Lucy Dacus talks soft music and falling asleep during the mile run | Music | Pittsburgh | Pittsburgh City Paper

Lucy Dacus talks soft music and falling asleep during the mile run

“I’m learning a lot from people who can do more by doing less”

Photo courtesy of Dustin Condren
Lucy Dacus

There are well-worn clichés to use when writing about an artist like Lucy Dacus: bookish, vulnerable, wise beyond her years. I doubt she likes to hear these, but there’s no getting around that she is often the smartest person in the room and also happens to be a brilliant writer and musician. She proves as much on Historian, her first album for Matador Records and second overall; it brims with epics that rarely impose as heavily as the word "epic" tends to imply. 

Dacus emerged in 2015 with the transitional and whip-smart “I Don’t Wanna Be Funny Anymore.” What followed was her strong debut album, No Burden, and the kind of label bidding war you almost never see in indie rock these days. If this is your first encounter with Dacus, I’d steer you to Historian’s slow-burner of an opener. “Night Shift” is a song about volleying guilt and pain with an ex-lover, but just keeping most of it for yourself anyway. It’s a monster.

City Paper talked to Dacus about other things ahead of her show at Club Cafe on Friday.

What’s the most inspiring thing about music to you right now?
I’m liking the trend of quieter, thoughtful music. I really like the Haley Heynderickx album from this year, and Lomelda and Phoebe Bridgers, and Big Thief. There’s a lot of really good music that has a softness to it that’s really comforting to me, because the world doesn’t really seem soft right now. If that’s the trend — having meaningful, comforting music — I’m down. I feel like I’m learning a lot from people who can do more by doing less.
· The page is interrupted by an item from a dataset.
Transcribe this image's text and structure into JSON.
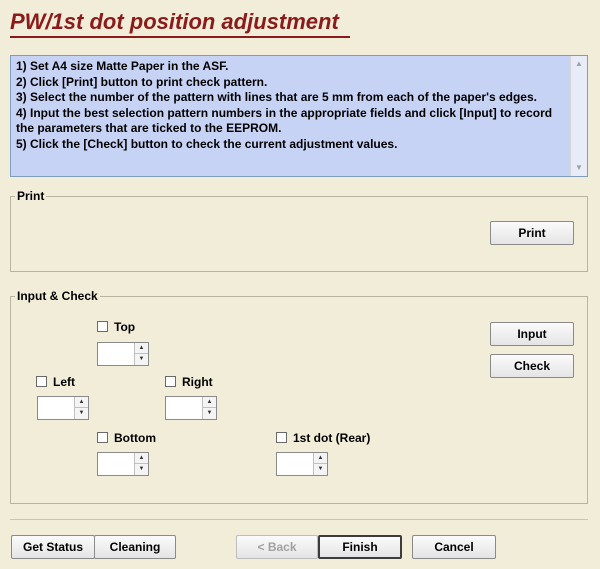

I saw you tweet recently a list of the top five places where you’ve fallen asleep, and I have to ask about one of them. You fell asleep halfway through running the mile in high school. How did that happen?
I’m basically clinically a big baby — like I’m a sensitive, weak child. And if I do cardio, I lose my vision, my blood just does not know what to do. And I told the gym teachers my freshman year, “Hey, I really shouldn’t do the mile, it messes with me,” like “Yeah right, get out there, everybody hates the mile, you’re gonna hate it just as much as everyone else.” And so, I did what I could, and then I started losing my vision so I went to a grassy patch and laid down and everyone was like, “Are you OK?” Then I think the gym teachers were maybe a little embarrassed and let me be, and I napped through the rest of the period and woke up and went to my next class.
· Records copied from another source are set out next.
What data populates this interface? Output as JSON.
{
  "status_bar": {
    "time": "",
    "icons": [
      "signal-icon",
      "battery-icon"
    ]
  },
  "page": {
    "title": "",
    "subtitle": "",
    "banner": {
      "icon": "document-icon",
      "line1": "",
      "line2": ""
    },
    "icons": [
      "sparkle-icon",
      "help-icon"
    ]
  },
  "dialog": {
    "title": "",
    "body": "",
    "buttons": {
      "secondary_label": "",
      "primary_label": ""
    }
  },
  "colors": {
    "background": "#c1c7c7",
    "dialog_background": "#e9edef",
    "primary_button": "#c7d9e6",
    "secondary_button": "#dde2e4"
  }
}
What’s some advice you wish you had known before getting into music?
You become a vehicle for a lot of people’s baggage, and that’s a pretty heavy weight to hold. Specifically, in your immediate life, at least for me, being more well-known — like I’m not even famous — but being slightly more well-known, it triggers something in other people like resentment or jealousy or some sort of vague negativity that’s actually about their own place in life. And that’s been the hardest part about all of this for me, is just having to be the vehicle for a lot of people’s negative emotions wherever they’re coming from. I feel like you should recognize those changes that would happen in your life ’cause a lot of people want to do this, but I don’t think that it’s worth it for some people. And occasionally I think about how to regain a sense of security that I’m not just a symbol of people’s discontent.

On the flip side, you have the opportunity to improve a lot of people’s lives and provide solace or comfort or understanding, and that does make it worth it. But the dozen or so people that really hate you or your position —I don’t know, they stick with me.


Lucy Dacus w/ Deau Eyes 7 p.m. Fri., July 27. Club Cafe, 56 S. 12th St., South Side. $15. 21 and over.